Apesar dessas pautas e da defesa da vacinação contra a Covid-19, o novo presidente dos EUA parece manter alguns pontos da política externa de Trump, especialmente a posição em relação à China, à Rússia e à Cuba (3). No que tange à América do Sul, Biden enviou Juan Gonzalez, diretor sênior para o Hemisfério Ocidental no Conselho de Segurança Nacional, para uma viagem, percorrendo Argentina, Colômbia e Uruguai, deixando o Brasil de fora do roteiro e das pautas discutidas nas reuniões com representantes de cada nação (4). A exclusão do Brasil pode ser relacionada, sobretudo, ao apoio incondicional do governo Bolsonaro à reeleição de Trump e aos ideais defendidos pelo ex-presidente. Ao contrário dos países visitados por Gonzalez, o Estado brasileiro não demonstrou apoio ou retratação pelas falas e atitudes tomadas e nem demonstrou mudanças de rumos. O governo Bolsonaro, nesses primeiros 100 dias de governo Biden, parece manter-se à espreita, esperando a poeira baixar e observando a linha estratégica que Biden irá seguir para, então, decidir quais serão seus próximos passos.

As diferenças no clima

O novo governo dos EUA, desde a campanha eleitoral, vem cobrando o Brasil na questão climática com braços de ferro, com a ameaça de sanções e a cobrança incessante de resultados por parte do governo de Bolsonaro. No entanto, ao passo em que os EUA mostraram que o clima é uma das questões centrais do novo mandato, o presidente Bolsonaro continua deixando a desejar no âmbito, decretando cortes no Ministério do Meio Ambiente e sem propostas reais para agir na questão do desmatamento e das queimadas na Floresta Amazônica. No último dia 22, quinta-feira, ocorreu a Cúpula do Clima, encontro internacional convocado pelo presidente americano Joe Biden para tratar questões sobre o meio ambiente em termos de cooperação mundial. O presidente Jair Bolsonaro (sem partido) discursou em frente aos presentes após quase 20 líderes, tendo que esperar mais de uma hora e meia para fazer seu pronunciamento, o que mostra que o Brasil perdeu seu privilégio de ser um dos primeiros a discursar em eventos internacionais. Bolsonaro, em seu discurso, adotou uma postura mais moderada, contrário de suas outras falas em reuniões globais, e fez uma série de promessas, colocando o Brasil na “vanguarda do enfrentamento do aquecimento global”. Destacou a importância de eliminar o desmatamento ilegal da Amazônia até 2030 e garantiu que o governo, apesar de suas limitações orçamentárias, fortaleceria os órgãos ambientais e duplicaria os recursos destinados às ações de fiscalização.(5)
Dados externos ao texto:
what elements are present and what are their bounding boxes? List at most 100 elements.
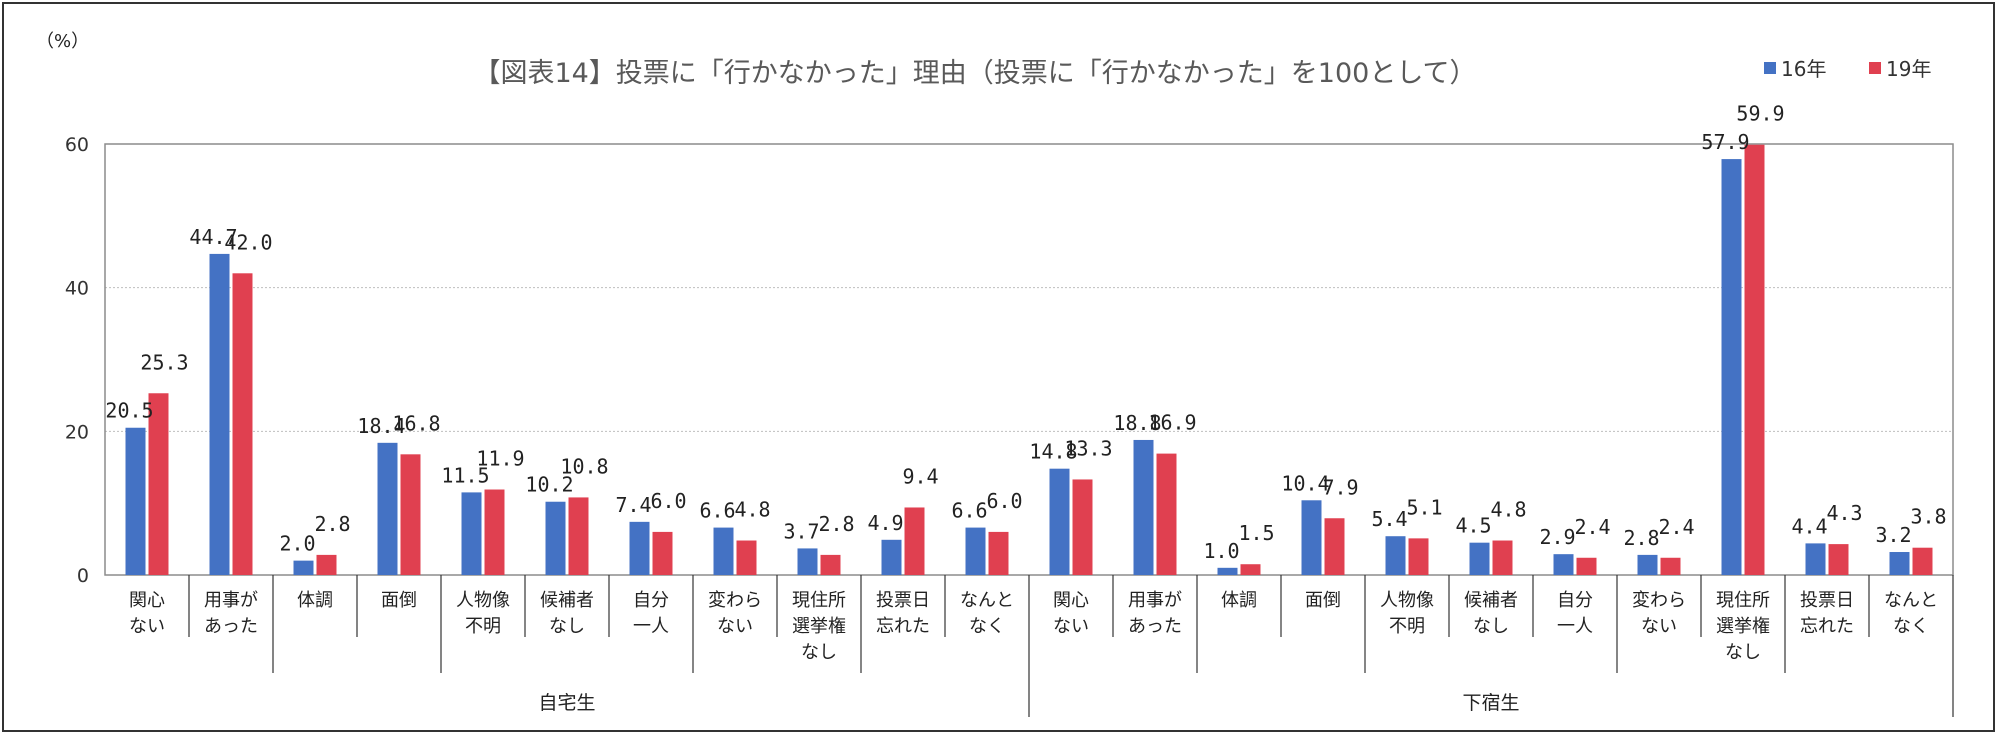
- data-label: 6.6: [699, 499, 735, 523]
- category-label: 関心ない: [1053, 590, 1089, 637]
- data-label: 3.7: [783, 519, 819, 543]
- legend-swatch: [1764, 62, 1776, 74]
- bar-16: [1637, 554, 1658, 575]
- data-label: 6.6: [951, 499, 987, 523]
- category-label: 人物像不明: [1380, 590, 1434, 637]
- bar-19: [232, 273, 253, 575]
- data-label: 11.9: [476, 447, 524, 471]
- data-label: 2.8: [1623, 526, 1659, 550]
- data-label: 4.8: [734, 498, 770, 522]
- data-label: 14.8: [1029, 440, 1077, 464]
- bar-16: [1385, 536, 1406, 575]
- data-label: 4.3: [1826, 501, 1862, 525]
- bar-19: [820, 554, 841, 575]
- data-label: 10.8: [560, 454, 608, 478]
- bar-16: [1301, 500, 1322, 575]
- bar-16: [629, 521, 650, 575]
- category-label: 体調: [1221, 590, 1257, 611]
- category-label: 候補者なし: [540, 590, 594, 637]
- y-tick-label: 60: [65, 134, 89, 156]
- bar-19: [1744, 144, 1765, 576]
- bar-19: [988, 531, 1009, 575]
- gridlines: [105, 287, 1953, 432]
- data-label: 44.7: [189, 225, 237, 249]
- bar-19: [1492, 540, 1513, 575]
- data-label: 7.9: [1322, 475, 1358, 499]
- bar-19: [1912, 547, 1933, 575]
- category-label: 現住所選挙権なし: [792, 590, 846, 663]
- unit-label: （%）: [36, 31, 89, 52]
- bar-19: [400, 454, 421, 575]
- y-tick-label: 40: [65, 278, 89, 300]
- bar-16: [377, 442, 398, 575]
- bar-19: [316, 554, 337, 575]
- bar-16: [797, 548, 818, 575]
- bar-16: [1805, 543, 1826, 575]
- bar-19: [1660, 557, 1681, 575]
- legend: 16年 19年: [1764, 57, 1931, 81]
- bar-16: [713, 527, 734, 575]
- data-label: 5.4: [1371, 507, 1407, 531]
- data-label: 4.5: [1455, 514, 1491, 538]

Apesar do tom promissor no pronunciamento, a comunidade internacional não comprou as palavras de Jair Bolsonaro. O próprio presidente americano, Joe Biden, afirmou que “Ouvimos notícias encorajadoras anunciadas da Argentina, do Brasil, da África do Sul e da Coreia do Sul. E os compromissos que nós fizemos precisam se tornar realidade.” A Cúpula do Clima apenas provou a decadência da política externa brasileira e o descrédito da comunidade internacional nas palavras do governante brasileiro, descrédito esse que não é infundado. Um dia após o evento, o presidente cortou R$ 240 milhões do Orçamento de 2021 que seriam destinados ao Ministério do Meio Ambiente, descumprindo a promessa de duplicar os investimentos nas ações de fiscalização. Os vetos prejudicaram programas cruciais para o combate ao desmatamento e proteção do meio ambiente promovido pelo Ibama e pelo Instituto Chico Mendes de Biodiversidade (ICMBio).(6) 

Pedido de dinheiro

A despeito do descrédito em que se encontra a política ambiental brasileira, o ministro do Meio Ambiente, Ricardo Salles, pediu R$ 1 bilhão de ajuda internacional para reduzir em até 40% a devastação na Amazônia (7), o que muito provavelmente não vai se concretizar levando em consideração a imagem manchada do país com o restante do mundo.

Ainda no dia 26 de abril de 2021, o presidente Jair Bolsonaro enviou ao Congresso Nacional os anexos sobre o Acordo Brasil – EUA de Comércio e Cooperação Econômica (ATEC). Os textos foram elaborados pelo Ministério da Economia e das Relações Exteriores, que aborda a temática de regras comerciais e de transparência. O objetivo, segundo Palácio do Planalto, é que os anexos abordem questões de facilitação de comércio e administração aduaneira, anticorrupção e boas práticas regulatórias. Esse documento precisa agora ser aprovado pelos deputados e senadores (8)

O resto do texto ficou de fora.